In Algeria, a January attack on a gas plant in the Sahara desert triggered an exodus of expatriate workers and forced energy companies to ramp up security. But terms were already so tight that there was little appetite among international oil companies in the last licensing round, MSNMoney reports.

U.S. ConocoPhillips said in 2012 it would sell its Algerian unit to Indonesia’s Pertamina for $1.75 billion. Hess is selling one if its two Algerian oil stakes to Cepsa, which is already heavily involved there, and Britain’s BG Group also plans to leave.

In Egypt, two years of upheaval have hit government coffers, raising concerns that it cannot pay existing companies to produce its gas let alone entice investors to develop new finds. It plans to compensate the companies but that comes too late for some.

Apache Corp. said in August it had sold 33 percent of its Egyptian business to Sinopec for $3.1 billion following investor concerns over its exposure there. Apache has sold non-core assets globally to focus on U.S. onshore production.

For companies heavily invested in production, the decision to leave North Africa is not as easy as it was for Exxon or Shell, who were exploring. For many investors, particularly Europeans, it makes sense to stay on, the report said.

Statoil and BP did not abandon Algeria after the attack on their joint venture at In Amenas. Libya’s oil minister said this week that Eni, the top foreign oil company in Africa by volume, was committed to Libya and BP would soon resume its activity.
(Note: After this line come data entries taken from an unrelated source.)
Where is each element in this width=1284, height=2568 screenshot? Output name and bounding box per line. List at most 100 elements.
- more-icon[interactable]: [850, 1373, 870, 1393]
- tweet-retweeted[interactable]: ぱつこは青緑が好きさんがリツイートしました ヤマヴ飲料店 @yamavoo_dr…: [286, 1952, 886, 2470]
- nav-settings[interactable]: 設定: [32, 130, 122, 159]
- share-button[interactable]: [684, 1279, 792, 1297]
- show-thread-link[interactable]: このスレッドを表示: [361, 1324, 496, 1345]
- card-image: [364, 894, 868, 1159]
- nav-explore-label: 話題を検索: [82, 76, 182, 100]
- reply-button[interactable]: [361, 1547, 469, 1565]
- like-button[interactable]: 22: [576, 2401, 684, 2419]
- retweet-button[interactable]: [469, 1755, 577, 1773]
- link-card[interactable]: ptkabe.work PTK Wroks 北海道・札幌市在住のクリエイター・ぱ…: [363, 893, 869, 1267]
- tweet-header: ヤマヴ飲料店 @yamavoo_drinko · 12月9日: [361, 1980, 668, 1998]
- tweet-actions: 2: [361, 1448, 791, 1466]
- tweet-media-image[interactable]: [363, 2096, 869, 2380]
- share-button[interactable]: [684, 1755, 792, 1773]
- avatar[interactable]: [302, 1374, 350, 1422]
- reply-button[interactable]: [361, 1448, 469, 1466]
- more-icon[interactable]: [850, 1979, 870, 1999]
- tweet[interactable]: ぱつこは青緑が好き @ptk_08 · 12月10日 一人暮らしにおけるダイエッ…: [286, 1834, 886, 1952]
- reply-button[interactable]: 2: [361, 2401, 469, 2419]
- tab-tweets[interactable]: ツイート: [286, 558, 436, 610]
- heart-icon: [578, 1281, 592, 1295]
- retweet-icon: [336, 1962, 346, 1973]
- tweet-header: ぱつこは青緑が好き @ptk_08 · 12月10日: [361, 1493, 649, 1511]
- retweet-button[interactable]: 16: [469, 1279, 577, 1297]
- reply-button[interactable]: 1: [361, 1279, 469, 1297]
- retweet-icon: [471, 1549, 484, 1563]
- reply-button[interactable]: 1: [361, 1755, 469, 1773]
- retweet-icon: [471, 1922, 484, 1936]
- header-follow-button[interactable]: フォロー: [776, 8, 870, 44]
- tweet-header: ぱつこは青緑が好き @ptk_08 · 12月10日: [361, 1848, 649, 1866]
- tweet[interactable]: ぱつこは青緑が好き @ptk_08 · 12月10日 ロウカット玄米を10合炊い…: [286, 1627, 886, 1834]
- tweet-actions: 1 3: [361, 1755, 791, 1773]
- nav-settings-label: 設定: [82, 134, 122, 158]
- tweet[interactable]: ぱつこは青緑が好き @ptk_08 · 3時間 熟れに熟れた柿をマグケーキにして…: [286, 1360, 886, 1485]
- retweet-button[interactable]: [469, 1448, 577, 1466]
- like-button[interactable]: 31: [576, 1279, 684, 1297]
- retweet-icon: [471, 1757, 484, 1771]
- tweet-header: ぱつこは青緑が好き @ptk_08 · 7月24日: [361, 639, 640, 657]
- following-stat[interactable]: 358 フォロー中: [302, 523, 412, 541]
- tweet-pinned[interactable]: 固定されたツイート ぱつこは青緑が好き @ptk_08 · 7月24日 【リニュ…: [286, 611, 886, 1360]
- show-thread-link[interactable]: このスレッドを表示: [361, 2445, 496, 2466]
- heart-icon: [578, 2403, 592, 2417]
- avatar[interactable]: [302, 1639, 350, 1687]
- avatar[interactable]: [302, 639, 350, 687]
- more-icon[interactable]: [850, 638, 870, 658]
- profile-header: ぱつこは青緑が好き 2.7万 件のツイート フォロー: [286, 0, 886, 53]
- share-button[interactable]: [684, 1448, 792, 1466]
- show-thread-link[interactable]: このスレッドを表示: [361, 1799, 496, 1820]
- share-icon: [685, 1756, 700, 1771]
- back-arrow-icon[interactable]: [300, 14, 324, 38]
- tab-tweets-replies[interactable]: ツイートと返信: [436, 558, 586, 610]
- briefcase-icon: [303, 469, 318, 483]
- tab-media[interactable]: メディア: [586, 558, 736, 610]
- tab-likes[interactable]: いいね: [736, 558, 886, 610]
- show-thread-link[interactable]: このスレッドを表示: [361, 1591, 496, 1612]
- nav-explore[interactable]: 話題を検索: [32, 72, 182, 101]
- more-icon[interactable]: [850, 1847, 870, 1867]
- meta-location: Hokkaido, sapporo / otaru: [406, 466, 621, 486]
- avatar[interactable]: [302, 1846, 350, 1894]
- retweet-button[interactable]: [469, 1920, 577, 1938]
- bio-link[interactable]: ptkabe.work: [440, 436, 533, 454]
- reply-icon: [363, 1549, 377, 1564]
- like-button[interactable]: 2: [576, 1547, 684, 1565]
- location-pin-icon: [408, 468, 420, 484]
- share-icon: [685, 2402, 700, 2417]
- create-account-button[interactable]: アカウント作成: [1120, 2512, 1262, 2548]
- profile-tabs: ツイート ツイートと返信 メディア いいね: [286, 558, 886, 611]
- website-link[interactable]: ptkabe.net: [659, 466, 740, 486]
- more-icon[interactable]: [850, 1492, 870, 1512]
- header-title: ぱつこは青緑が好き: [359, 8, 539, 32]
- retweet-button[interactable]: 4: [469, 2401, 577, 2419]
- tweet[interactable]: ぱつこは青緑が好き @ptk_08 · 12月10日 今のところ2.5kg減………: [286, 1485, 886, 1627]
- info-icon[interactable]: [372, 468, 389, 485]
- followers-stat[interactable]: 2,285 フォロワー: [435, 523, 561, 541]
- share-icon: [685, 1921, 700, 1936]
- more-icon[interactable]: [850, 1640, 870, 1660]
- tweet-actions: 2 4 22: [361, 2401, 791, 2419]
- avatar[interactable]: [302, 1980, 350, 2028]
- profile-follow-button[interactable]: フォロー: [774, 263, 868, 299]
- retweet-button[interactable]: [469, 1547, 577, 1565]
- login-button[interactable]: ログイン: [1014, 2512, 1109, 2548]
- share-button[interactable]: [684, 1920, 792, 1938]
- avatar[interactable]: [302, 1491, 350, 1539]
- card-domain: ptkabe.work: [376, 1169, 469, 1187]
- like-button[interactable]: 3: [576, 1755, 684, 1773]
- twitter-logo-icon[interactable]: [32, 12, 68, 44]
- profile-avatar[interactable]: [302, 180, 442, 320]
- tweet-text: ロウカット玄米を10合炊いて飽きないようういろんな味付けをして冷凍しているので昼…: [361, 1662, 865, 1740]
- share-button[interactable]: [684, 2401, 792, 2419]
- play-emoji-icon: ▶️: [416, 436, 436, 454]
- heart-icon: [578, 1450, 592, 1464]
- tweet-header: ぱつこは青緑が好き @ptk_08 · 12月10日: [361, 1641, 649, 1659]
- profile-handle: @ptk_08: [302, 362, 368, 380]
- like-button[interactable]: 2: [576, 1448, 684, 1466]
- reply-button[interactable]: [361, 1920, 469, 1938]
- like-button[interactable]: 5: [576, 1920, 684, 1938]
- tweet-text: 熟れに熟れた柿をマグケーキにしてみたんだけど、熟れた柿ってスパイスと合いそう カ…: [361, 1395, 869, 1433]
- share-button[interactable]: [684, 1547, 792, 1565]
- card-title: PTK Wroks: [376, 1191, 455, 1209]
Germany’s Wintershall, involved in the Mabrouk joint venture, said leaving Libya, where it has been active since 1958, was not a topic of discussion.

“You are not in a position to say, ‘This isn’t fun anymore so we will leave,'” said a senior executive of a major energy company working in Egypt. “You have contracts, obligations, billions of dollars worth of investments. We don’t believe Egypt is going to go the Syria route.”